FORMER Yorkshire cricketer Azeem Rafiq, whose allegations of institutional racism at Yorkshire rocked English cricket, said the ECB’s response to the Independent Commission for Equity in Cricket (ICEC) on Monday was inadequate.
“I expected the threemonth response to be detailed and clear with strong commitments. Unfortunately, from what I’ve read, it falls incredibly short and it’s flimsy at best,” Rafiq said. “How independent is the new regulator? We don’t have any detail about it… There are a couple of positives with commitments around women’s cricket and match-fee equalisation, that should be the bare minimum.
“These commitments are important, but is it going to solve the other issues that led us here in the first place? I don’t think it will.”
Rafiq welcomed some proposed initiatives as “a step in the right direction”. However, he questioned whether the actions would “stop the overt racism that I experienced”.
“People are still getting in touch about experiences and really struggling to know where to go and who to trust. A stronger response today would have helped change that.”

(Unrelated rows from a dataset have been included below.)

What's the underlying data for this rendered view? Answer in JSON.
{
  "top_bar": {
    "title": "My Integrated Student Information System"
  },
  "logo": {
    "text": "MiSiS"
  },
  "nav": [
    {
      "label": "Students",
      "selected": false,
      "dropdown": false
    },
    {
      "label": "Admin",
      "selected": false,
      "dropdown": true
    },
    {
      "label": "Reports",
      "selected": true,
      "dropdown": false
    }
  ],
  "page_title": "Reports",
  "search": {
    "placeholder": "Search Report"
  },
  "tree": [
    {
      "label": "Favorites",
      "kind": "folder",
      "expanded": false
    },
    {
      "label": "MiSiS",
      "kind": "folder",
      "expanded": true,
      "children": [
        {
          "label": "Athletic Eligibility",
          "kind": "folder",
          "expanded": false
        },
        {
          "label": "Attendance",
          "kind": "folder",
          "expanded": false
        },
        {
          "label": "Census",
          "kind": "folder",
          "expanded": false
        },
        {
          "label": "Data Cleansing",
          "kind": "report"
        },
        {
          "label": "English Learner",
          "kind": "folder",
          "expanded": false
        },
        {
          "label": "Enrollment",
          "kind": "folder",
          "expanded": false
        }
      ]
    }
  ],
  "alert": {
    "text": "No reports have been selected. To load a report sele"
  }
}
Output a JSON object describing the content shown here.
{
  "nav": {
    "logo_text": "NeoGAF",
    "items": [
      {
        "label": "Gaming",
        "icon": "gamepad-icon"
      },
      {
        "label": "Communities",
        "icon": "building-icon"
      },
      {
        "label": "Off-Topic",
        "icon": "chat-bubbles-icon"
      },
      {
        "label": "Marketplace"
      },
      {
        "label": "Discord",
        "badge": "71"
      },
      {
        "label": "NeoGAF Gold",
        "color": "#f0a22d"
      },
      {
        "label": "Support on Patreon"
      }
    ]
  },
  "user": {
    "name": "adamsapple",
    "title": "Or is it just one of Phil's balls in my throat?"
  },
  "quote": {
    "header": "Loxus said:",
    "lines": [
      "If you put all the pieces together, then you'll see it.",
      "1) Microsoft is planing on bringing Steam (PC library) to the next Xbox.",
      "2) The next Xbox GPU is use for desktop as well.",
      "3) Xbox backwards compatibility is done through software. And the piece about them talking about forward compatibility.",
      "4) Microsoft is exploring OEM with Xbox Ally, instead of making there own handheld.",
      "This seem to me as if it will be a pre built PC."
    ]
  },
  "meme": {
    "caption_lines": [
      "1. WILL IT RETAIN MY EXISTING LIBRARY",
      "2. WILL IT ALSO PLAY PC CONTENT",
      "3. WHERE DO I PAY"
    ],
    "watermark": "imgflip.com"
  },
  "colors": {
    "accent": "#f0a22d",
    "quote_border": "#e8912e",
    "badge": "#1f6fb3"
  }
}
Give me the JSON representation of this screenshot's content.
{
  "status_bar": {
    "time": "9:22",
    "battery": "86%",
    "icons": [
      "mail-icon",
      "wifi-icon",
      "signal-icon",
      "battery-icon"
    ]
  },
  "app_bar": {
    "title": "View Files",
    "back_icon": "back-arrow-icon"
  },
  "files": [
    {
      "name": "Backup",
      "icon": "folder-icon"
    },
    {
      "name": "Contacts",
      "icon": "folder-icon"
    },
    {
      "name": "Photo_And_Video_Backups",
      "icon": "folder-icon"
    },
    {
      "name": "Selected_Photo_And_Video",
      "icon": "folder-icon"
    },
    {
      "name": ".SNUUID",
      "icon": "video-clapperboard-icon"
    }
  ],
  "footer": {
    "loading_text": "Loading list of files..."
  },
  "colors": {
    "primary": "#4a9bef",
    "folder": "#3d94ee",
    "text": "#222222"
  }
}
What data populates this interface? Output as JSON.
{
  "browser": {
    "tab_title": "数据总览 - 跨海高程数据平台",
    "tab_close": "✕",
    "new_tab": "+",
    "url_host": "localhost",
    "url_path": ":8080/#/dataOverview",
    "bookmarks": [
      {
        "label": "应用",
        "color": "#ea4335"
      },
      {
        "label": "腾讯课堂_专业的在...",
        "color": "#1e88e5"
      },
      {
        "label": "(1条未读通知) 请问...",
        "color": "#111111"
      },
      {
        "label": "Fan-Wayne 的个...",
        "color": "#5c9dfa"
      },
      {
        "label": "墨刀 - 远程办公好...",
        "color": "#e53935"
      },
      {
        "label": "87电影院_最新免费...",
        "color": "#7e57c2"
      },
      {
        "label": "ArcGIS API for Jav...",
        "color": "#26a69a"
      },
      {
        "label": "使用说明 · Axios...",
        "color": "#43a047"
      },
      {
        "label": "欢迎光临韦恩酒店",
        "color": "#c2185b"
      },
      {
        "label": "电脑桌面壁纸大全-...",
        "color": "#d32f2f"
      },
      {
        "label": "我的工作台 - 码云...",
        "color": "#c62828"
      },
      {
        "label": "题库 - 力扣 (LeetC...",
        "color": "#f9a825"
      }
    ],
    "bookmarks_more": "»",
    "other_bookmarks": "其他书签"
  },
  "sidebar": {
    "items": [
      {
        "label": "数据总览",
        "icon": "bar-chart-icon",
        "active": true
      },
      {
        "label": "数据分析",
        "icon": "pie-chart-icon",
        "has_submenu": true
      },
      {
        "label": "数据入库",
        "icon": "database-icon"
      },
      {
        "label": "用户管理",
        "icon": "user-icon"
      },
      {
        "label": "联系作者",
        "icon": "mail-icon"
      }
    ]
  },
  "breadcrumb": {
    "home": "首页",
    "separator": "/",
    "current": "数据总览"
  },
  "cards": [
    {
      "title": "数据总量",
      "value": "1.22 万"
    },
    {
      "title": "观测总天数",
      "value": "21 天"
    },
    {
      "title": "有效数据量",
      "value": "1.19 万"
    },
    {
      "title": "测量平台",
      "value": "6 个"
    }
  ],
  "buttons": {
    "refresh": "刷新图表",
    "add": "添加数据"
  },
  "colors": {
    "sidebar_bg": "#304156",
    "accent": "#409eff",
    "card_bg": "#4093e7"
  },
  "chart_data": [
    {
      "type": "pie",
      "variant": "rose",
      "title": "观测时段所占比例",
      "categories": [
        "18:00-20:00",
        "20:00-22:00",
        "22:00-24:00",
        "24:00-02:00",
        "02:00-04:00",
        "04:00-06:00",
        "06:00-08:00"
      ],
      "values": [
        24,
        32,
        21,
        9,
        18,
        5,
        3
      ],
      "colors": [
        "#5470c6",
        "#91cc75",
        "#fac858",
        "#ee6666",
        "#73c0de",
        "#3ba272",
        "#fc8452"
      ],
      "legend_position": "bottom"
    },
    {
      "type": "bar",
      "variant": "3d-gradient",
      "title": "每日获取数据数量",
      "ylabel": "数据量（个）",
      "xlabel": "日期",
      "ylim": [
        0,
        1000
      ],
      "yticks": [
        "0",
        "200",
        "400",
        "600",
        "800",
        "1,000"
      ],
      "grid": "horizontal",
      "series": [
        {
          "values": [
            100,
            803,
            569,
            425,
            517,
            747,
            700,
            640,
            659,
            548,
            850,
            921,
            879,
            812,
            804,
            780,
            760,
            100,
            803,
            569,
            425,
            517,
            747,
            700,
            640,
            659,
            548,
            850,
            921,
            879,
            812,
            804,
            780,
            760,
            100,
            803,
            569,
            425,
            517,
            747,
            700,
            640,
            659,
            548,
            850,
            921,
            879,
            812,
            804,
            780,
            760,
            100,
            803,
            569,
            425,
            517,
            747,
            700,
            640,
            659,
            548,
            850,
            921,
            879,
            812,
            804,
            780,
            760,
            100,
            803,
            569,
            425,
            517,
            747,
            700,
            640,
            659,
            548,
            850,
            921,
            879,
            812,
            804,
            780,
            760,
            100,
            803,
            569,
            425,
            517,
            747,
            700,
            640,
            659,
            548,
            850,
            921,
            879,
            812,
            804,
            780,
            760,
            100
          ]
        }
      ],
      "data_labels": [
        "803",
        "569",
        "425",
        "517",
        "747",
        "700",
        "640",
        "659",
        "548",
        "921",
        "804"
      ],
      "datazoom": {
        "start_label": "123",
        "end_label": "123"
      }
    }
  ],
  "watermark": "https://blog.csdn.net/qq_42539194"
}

Despite Rafiq’s reservations, other prominent figures felt the ECB had taken positive steps to change the culture of the game.
England all-rounder Moeen Ali said: “The ECB have been trying for a while, but probably haven’t got it right. But now, finally, they have got it right with the projects they are starting to invest in. It’s a great opportunity for more people and more diverse people and it’s exactly what we want in this country, that sport and cricket is for everybody.”
The Yorkshire chief execuive, Stephen Vaughan, added: “While there is still a long way to go and much to be done, we are committed to our mission and will work with the ECB to do everything we can to learn from the past and use our hardearned experience to help support other clubs on the journey to improving standards across the game and making cricket a sport for everyone.”